I've been playing Hyrule Warriors recently, and I've been having a blast with it. I've actually found it much more enjoyable than I was expecting I would, especially given that I've never played any entry in the Warriors franchise before. The only game of the same genre I've played was the original Ninety Nine Nights back in the early days of the Xbox 360. Although I was always pretty confident that I would find Hyrule Warriors fun, I found it to be a significantly different experience from what I was lead to believe based on the usual spiel you hear about these games.
It's the cliché you always hear when it comes to games like this. The idea that there's nothing to them, and it's just pressing the same button over and over for hours on end against weak enemies who just stand there. I was expecting that to a certain extent, yet also hopeful from the pre-release footage shown. I can enjoy a good dumb action game if it does what it does with enough polish, even if it can't really measure up to the deepest and most comprehensive examples of the genre.
What I found was actually quite a different experience from that, and while that commonly painted image of these games was true to a certain extent, to boil the game down to that is completely missing the whole point of the experience. For one thing, the fundamental combat mechanics are more than just mashing a single button against defenceless foes. Each weapon has about a dozen combos, which each have a reasonably different effect to them, and two types of special attack. While none of this is particularly deep or hard to pull off, it does give the combat enough variety to make it feel like different situations do call for you to use different types of moves. It also helps that almost every single one is very fun to execute.
And when it comes to enemies, it's quite inaccurate to say that the only ones come up against simply stand there and pose no threat. While about 95% of the enemies you come across are like that, it doesn't matter at all. The real challenge in the combat comes from the higher level enemies. Mostly these are bosses and more powerful enemies from other Zelda games. These guys have more devastating attacks, and require you to be smarter about how you approach them. If you just blindly mash at them, then you'll probably be met with constant blocks, or leave yourself open to punishing attacks. You have to wait for openings to use the familiar Zelda items to defeat them, such as using the bow to stun Gohma at the right moment, or using the hookshot to pull aeralfos out of the sky. Going up against other major story characters also require you to keep on your toes too. These are the characters who you can unlock and play as through the game, so they behave like you do, and are similarly powerful. If you don't pick your moments and make sure to avoid attacks, you can die pretty quickly to them. These more challenging enemies come up several times in each mission, so they are hardly a rare sight.
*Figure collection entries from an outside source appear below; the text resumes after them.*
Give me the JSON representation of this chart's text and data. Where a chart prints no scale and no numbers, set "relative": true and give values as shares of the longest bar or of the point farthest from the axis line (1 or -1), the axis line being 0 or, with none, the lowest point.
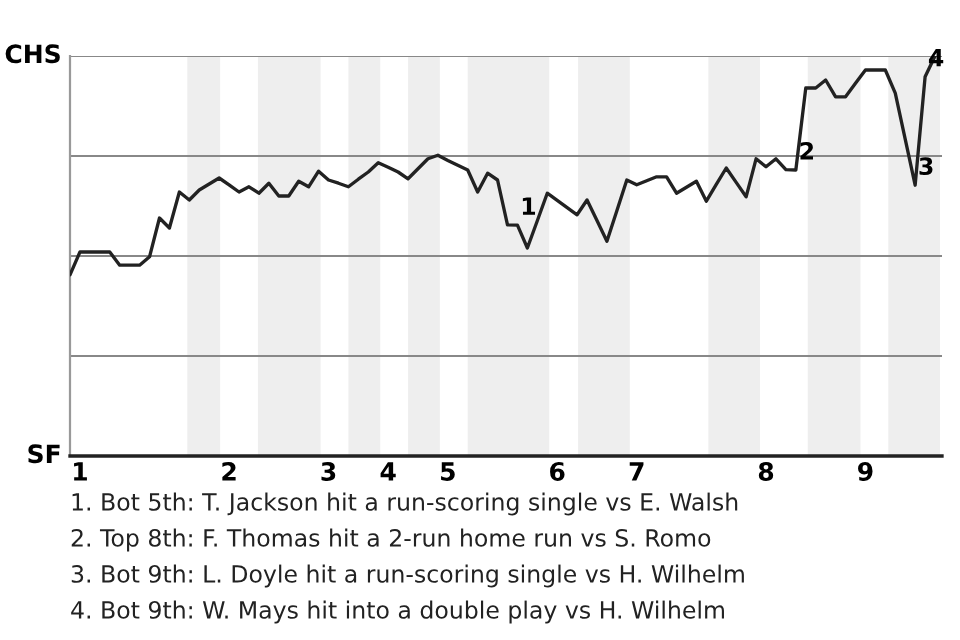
{
  "chart_data": {
    "type": "line",
    "relative": true,
    "categories": [
      null,
      "1",
      null,
      null,
      null,
      null,
      null,
      null,
      null,
      null,
      null,
      null,
      null,
      null,
      null,
      null,
      "2",
      null,
      null,
      null,
      null,
      null,
      null,
      null,
      null,
      null,
      "3",
      null,
      null,
      null,
      null,
      null,
      "4",
      null,
      null,
      null,
      null,
      null,
      "5",
      null,
      null,
      null,
      null,
      null,
      null,
      null,
      null,
      null,
      null,
      "6",
      null,
      null,
      null,
      null,
      null,
      null,
      null,
      "7",
      null,
      null,
      null,
      null,
      null,
      null,
      null,
      null,
      null,
      null,
      null,
      null,
      "8",
      null,
      null,
      null,
      null,
      null,
      null,
      null,
      null,
      null,
      "9",
      null,
      null,
      null,
      null,
      null,
      null,
      null
    ],
    "series": [
      {
        "color": "#222222",
        "values": [
          0.453,
          0.51,
          0.51,
          0.51,
          0.51,
          0.477,
          0.477,
          0.477,
          0.498,
          0.595,
          0.57,
          0.66,
          0.64,
          0.665,
          0.68,
          0.695,
          0.678,
          0.66,
          0.673,
          0.657,
          0.682,
          0.65,
          0.65,
          0.687,
          0.673,
          0.712,
          0.69,
          0.682,
          0.673,
          0.692,
          0.71,
          0.733,
          0.722,
          0.71,
          0.693,
          0.718,
          0.743,
          0.752,
          0.739,
          0.727,
          0.715,
          0.66,
          0.707,
          0.69,
          0.578,
          0.577,
          0.52,
          0.588,
          0.657,
          0.639,
          0.621,
          0.603,
          0.64,
          0.589,
          0.537,
          0.613,
          0.69,
          0.678,
          0.688,
          0.698,
          0.698,
          0.657,
          0.672,
          0.687,
          0.637,
          0.679,
          0.72,
          0.684,
          0.648,
          0.743,
          0.723,
          0.743,
          0.716,
          0.715,
          0.92,
          0.92,
          0.94,
          0.898,
          0.898,
          0.932,
          0.965,
          0.965,
          0.965,
          0.907,
          0.792,
          0.677,
          0.948,
          1
        ]
      }
    ],
    "grid": "y",
    "marker": "none",
    "line_style": "solid",
    "annotations": [
      "CHS",
      "SF",
      {
        "text": "1",
        "y": 0.577
      },
      {
        "text": "2",
        "y": 0.715
      },
      {
        "text": "3",
        "y": 0.677
      },
      {
        "text": "4",
        "y": 0.948
      },
      "1. Bot 5th: T. Jackson hit a run-scoring single vs E. Walsh",
      "2. Top 8th: F. Thomas hit a 2-run home run vs S. Romo",
      "3. Bot 9th: L. Doyle hit a run-scoring single vs H. Wilhelm",
      "4. Bot 9th: W. Mays hit into a double play vs H. Wilhelm"
    ]
  }
}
But even that is far from the whole story about how the gameplay pans out. For one thing, there's the reason why the abundance of weak enemies doesn't matter. They aren't there to pose a challenge. They're there to make you feel powerful. To create this sense that you are an unstoppable force in battle, able to tear through thousands of opponents with no problem, because that's exactly what you are. It's catharsis. A power trip. It also makes the enemies that do pose a threat to you feel more significant as a result.
Battles are far more than simply combat as well, especially once you play some of the harder missions in the game. You can't just tear through everything in your path, making a beeline for your objective. There's quite a lot of managing the battlefield too. You have to make sure your home base, or sometimes certain comrades, don't fall to the enemy. This can sometimes be a lot harder than it sounds. You need to be tactful about how you move across the level, and what you choose to do. You need to capture keeps around your home base, to create a barrier to raid parties, and to have more control over the battlefield as a whole. In some missions capturing more keeps means an enemy boss will be weakened too. Sometimes even the time that you capture a keep can be crucial. If you're stuck in a long boss fight while your base is getting taken over, you can fail a mission right at the last moment. It creates a quasi-metagame of controlling the level and judging what threats to deal with, and when.
That's not to say the reputation of this type of game is completely false though. Most of the time, combat is fairly mindless. While it's far from “press A until you win”, it's got nothing on something like Bayonetta. Although it's got enough going on to be engaging, and bosses add a decent amount of variation, it's still what I like to think of as a “podcast game”. Something ideal to play while listening to something else in the background. I find that it's still just as fun without that, but the game doesn't require particularly intense focus most of the time.
But even so, I've been kind of shocked at how undersold the game was by some. I know it has some differences from the usual Warriors formula, and I've even heard some fans of the series say that this is the best it's ever been. But I've also heard fans openly admit that these games are everything that their reputation would have us believe, and that there's no defending them. In the case of Hyrule Warriors at least, that is completely untrue.